I imagined that I could feel a sensation of drowsiness creeping over me and made haste to call out:—

“Nay, good people, do not strive to set a spell upon me. I am the illustrious explorer from the upper world,—Sebastian von Troomp,—and come to you with most peaceful intent.”

But they paid no heed to my words, merely advancing a few inches and with outstretched hands continued to beat and claw the air, pausing only to signal to each other by touching each other’s hands or different parts of each other’s bodies. I was deeply perplexed by their actions, and took a step or two forward when instantly they fell back the same distance.

“All men are brothers,” I exclaimed in a loud tone, “and carry the same shaped hearts in their breasts. Why do you fear me? You are thrice my number and in your own home. I pray you stand fast and speak to me!”

As I was pronouncing these words, they kept jerking their heads back as if the sound of my voice were smiting them in the face. It was very strange. Suddenly one of them drew from his pocket a ball of silken cord, and, deftly unrolling it, tossed one end toward me. It flew directly towards me, for its end was weighed with a thin disk of polished silver, as was the end retained in the hand of the thrower. His next move was to open his jacket and apparently press his disk against his bare body right over his heart. I made haste to do the same with mine, holding it firmly in place. This done, he retreated a step or two until the silken cord had been drawn quite taut. Then he paused and stood for several instants without moving a muscle, after which he passed the disk to one of his companions, who, having pressed it against his heart in turn, passed it to the third of the group.
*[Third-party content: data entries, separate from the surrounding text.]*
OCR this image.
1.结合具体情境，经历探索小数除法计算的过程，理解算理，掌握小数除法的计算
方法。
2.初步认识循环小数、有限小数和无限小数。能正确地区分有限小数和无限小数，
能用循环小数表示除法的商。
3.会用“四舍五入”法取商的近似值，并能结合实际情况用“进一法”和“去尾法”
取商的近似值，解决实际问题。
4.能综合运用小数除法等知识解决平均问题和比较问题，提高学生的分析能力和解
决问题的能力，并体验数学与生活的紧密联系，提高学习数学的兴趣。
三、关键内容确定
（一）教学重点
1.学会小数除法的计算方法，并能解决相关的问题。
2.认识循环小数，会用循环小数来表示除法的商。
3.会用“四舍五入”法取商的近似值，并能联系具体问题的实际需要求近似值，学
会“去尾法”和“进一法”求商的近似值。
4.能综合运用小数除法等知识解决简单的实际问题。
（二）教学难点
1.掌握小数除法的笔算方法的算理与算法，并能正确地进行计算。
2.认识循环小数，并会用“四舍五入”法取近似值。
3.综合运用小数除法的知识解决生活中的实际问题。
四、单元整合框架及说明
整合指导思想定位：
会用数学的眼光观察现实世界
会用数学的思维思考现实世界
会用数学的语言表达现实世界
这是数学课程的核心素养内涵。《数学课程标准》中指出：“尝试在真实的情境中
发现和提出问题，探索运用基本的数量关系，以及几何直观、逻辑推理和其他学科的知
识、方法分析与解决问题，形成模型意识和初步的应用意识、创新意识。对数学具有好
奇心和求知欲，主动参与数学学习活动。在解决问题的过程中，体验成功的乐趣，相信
With the quickness of thought the truth now burst upon me: The three brownie-like creatures in front of me were not only blind, but they were deaf and dumb. The one sense upon which they relied, and which in them was of most marvellous keenness, was the sense of feeling. The strange motions of their hands and fingers, so much like the beating and waving of an insect’s feelers, were simply to intercept and measure the vibrations of the air set in motion by the movements of my body. Their large round eyes, too, had but the sense of feeling, but so wondrously acute was it that it was almost like the power of sight, enabling them by the vibration of the air upon the balls to tell exactly how near a moving object is to them. Their purpose in throwing the silken cord and silver disk to me was by measuring the beating of my heart and comparing it with their own to determine whether I was human like them.

Judge of my astonishment, dear friends, upon seeing one of their number point to the silver disk and, by means of sign-language, give me to understand that they wanted to feel the heart of the living creature in my company.

Stooping down, I hastened to gratify their curiosity by applying it over my dear Bulger’s heart.